Apakah Dewan Transisi Kepresidenan telah melupakan mekanisme pembentukannya? Berita terbaru dari Haiti: Politik, Keamanan, Ekonomi, Budaya.

46
0


Dibentuk berdasarkan keputusan tanggal 12 April 2024, setelah beberapa minggu perundingan yang dilakukan di bawah naungan CARICOM, Dewan Transisi Kepresidenan (CPT) saat ini tampaknya mulai menjauh dari misi yang telah ditetapkan. Dalam banyak hal, para anggotanya berperilaku lebih seperti pejabat terpilih yang mempunyai mandat populer, dibandingkan sebagai aktor yang bertanggung jawab memastikan transisi politik dalam jangka waktu terbatas.

Tanggung jawab utama dari lembaga kepresidenan adalah menunjuk Perdana Menteri dan pemerintahan yang inklusif, memulihkan ketertiban dan keamanan publik, khususnya dengan memfasilitasi penyebaran misi multinasional, dan menyelenggarakan pemilu yang bebas, kredibel, dan transparan. Tujuan-tujuan yang didefinisikan dengan jelas ini merupakan alasan utama CPT.

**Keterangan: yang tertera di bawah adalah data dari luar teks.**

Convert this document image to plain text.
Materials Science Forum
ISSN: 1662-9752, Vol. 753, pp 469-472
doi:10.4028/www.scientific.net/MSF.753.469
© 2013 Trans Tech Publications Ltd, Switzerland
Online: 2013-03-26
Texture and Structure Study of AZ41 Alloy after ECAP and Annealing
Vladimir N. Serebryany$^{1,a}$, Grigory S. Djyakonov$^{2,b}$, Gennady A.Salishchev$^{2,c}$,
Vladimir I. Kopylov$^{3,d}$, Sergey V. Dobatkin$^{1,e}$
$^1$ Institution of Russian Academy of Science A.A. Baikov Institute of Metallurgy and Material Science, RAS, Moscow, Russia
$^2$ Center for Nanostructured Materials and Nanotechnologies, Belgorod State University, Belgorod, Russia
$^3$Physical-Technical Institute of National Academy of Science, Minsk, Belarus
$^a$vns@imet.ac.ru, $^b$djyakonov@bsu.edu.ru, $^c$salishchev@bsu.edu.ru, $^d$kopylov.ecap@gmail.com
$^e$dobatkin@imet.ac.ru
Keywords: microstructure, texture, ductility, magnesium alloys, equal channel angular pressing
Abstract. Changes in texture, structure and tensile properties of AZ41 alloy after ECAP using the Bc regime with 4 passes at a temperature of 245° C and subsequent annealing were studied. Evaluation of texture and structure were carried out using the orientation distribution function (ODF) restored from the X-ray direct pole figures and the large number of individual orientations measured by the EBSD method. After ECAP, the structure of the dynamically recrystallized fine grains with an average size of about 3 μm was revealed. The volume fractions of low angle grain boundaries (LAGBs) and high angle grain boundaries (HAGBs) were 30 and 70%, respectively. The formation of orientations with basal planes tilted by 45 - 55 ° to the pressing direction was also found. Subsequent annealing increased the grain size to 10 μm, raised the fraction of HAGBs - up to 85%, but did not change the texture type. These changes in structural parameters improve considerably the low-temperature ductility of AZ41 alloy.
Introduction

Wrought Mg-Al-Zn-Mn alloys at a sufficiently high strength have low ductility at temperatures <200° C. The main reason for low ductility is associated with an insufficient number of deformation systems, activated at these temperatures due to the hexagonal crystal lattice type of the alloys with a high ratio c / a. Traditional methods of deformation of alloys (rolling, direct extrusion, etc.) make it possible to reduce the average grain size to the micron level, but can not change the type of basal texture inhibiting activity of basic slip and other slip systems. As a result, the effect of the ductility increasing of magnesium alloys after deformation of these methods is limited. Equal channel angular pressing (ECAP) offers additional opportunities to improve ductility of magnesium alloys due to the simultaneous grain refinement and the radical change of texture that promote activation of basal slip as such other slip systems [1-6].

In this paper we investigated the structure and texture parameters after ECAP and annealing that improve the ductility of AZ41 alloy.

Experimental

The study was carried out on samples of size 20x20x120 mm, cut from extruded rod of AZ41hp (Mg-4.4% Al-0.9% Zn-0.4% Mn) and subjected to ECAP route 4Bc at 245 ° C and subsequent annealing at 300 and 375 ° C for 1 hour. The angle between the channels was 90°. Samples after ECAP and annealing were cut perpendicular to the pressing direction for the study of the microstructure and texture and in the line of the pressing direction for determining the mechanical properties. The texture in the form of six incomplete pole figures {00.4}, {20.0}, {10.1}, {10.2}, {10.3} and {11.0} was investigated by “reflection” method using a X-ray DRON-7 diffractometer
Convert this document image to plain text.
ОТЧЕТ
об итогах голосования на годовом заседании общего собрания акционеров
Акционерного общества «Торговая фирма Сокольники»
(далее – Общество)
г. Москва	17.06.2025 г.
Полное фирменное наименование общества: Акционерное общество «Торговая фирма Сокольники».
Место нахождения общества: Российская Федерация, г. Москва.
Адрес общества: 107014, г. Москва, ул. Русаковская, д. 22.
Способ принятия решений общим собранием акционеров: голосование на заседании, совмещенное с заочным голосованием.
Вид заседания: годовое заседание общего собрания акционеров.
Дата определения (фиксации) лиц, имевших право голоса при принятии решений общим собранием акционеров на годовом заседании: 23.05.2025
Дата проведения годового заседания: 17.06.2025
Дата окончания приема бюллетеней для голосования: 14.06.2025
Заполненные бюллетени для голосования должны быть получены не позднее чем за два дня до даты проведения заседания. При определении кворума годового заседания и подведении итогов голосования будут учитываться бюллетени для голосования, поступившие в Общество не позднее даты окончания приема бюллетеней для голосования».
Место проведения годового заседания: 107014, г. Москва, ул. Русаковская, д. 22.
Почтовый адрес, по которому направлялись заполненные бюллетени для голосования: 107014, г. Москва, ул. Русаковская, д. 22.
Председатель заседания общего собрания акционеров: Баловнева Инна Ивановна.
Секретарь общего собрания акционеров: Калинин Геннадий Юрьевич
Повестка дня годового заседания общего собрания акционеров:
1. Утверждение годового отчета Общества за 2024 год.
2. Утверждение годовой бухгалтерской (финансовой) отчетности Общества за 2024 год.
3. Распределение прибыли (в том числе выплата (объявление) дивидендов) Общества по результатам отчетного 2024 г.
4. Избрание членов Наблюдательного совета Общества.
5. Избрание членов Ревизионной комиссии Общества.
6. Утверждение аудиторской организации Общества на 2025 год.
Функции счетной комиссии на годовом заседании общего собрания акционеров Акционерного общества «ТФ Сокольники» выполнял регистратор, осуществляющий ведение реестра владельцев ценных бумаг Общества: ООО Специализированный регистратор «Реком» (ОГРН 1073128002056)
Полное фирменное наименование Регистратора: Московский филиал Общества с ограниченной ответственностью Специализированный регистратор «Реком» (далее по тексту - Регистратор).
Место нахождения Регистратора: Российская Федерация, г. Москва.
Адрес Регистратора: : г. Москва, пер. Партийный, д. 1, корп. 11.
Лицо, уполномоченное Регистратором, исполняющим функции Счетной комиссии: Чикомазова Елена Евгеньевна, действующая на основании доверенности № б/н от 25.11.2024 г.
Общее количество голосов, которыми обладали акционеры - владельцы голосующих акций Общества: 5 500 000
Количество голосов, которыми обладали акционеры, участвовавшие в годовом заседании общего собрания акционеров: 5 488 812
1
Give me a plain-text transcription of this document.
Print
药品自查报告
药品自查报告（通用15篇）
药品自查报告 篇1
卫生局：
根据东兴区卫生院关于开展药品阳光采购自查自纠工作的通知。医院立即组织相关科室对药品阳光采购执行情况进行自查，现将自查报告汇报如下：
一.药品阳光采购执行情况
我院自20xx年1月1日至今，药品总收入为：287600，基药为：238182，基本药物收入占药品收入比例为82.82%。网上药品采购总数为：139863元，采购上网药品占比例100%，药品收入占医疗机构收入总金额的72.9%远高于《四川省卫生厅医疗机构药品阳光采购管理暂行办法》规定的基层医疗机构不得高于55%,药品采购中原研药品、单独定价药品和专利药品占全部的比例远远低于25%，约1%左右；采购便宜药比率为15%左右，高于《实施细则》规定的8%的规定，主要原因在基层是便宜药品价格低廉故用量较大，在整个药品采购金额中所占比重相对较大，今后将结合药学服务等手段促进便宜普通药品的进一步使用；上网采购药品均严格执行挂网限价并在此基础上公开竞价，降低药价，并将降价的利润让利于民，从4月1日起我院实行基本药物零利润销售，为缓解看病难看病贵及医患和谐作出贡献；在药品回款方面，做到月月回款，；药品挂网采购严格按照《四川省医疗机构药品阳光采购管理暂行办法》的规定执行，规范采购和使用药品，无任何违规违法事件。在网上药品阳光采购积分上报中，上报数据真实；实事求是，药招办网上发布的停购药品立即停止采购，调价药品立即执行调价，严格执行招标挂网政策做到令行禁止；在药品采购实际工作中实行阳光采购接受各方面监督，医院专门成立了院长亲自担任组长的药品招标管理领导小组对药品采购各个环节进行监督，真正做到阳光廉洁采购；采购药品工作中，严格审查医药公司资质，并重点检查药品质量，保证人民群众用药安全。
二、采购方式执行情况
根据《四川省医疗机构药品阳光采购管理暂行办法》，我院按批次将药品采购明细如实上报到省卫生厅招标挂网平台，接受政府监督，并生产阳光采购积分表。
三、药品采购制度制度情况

Dewan Transisi dibentuk setelah pengumuman, oleh beberapa pemimpin kawasan Karibia, tentang keinginan mereka untuk berkontribusi pada pembentukan sebuah badan yang terdiri dari sembilan anggota, tujuh di antaranya memiliki hak untuk memilih, dengan tujuan memastikan pemerintahan sementara dan konsensus.

Namun, beberapa hari menjelang berakhirnya masa jabatannya, setelah lebih dari setahun ditandai dengan belum adanya hasil nyata, CPT tampaknya ingin tetap memegang kekuasaan setelah tanggal 7 Februari, tanggal yang secara jelas ditetapkan dalam keputusan 12 April 2024. Yang lebih mengkhawatirkan lagi, keinginan tersebut dibarengi dengan upaya membentuk pemerintahan baru, padahal hanya tersisa sepuluh hari sebelum masa transisi resmi berakhir.

Pada saat tenggat waktu sudah sangat dekat, prioritas yang harus diberikan adalah melanjutkan dan mendukung upaya-upaya untuk melawan geng-geng, yang dipimpin oleh Kepolisian Nasional Haiti (PNH), pasukan multinasional dan Satuan Tugas, sambil memastikan untuk mencegah kekosongan institusional setelah tanggal 7 Februari. Mengambil langkah-langkah politik yang berat, seperti pemecatan atau pembentukan pemerintahan baru, yang seringkali merupakan sebuah proses yang panjang dan saling bertentangan dalam CPT, tampaknya bukan saja tidak tepat, namun juga tidak bertanggung jawab.

Keseluruhan rangkaian ini menunjukkan, sekali lagi, bahwa kepentingan terbaik rakyat Haiti nampaknya dikesampingkan pada posisi kedua oleh para Penasihat Presiden.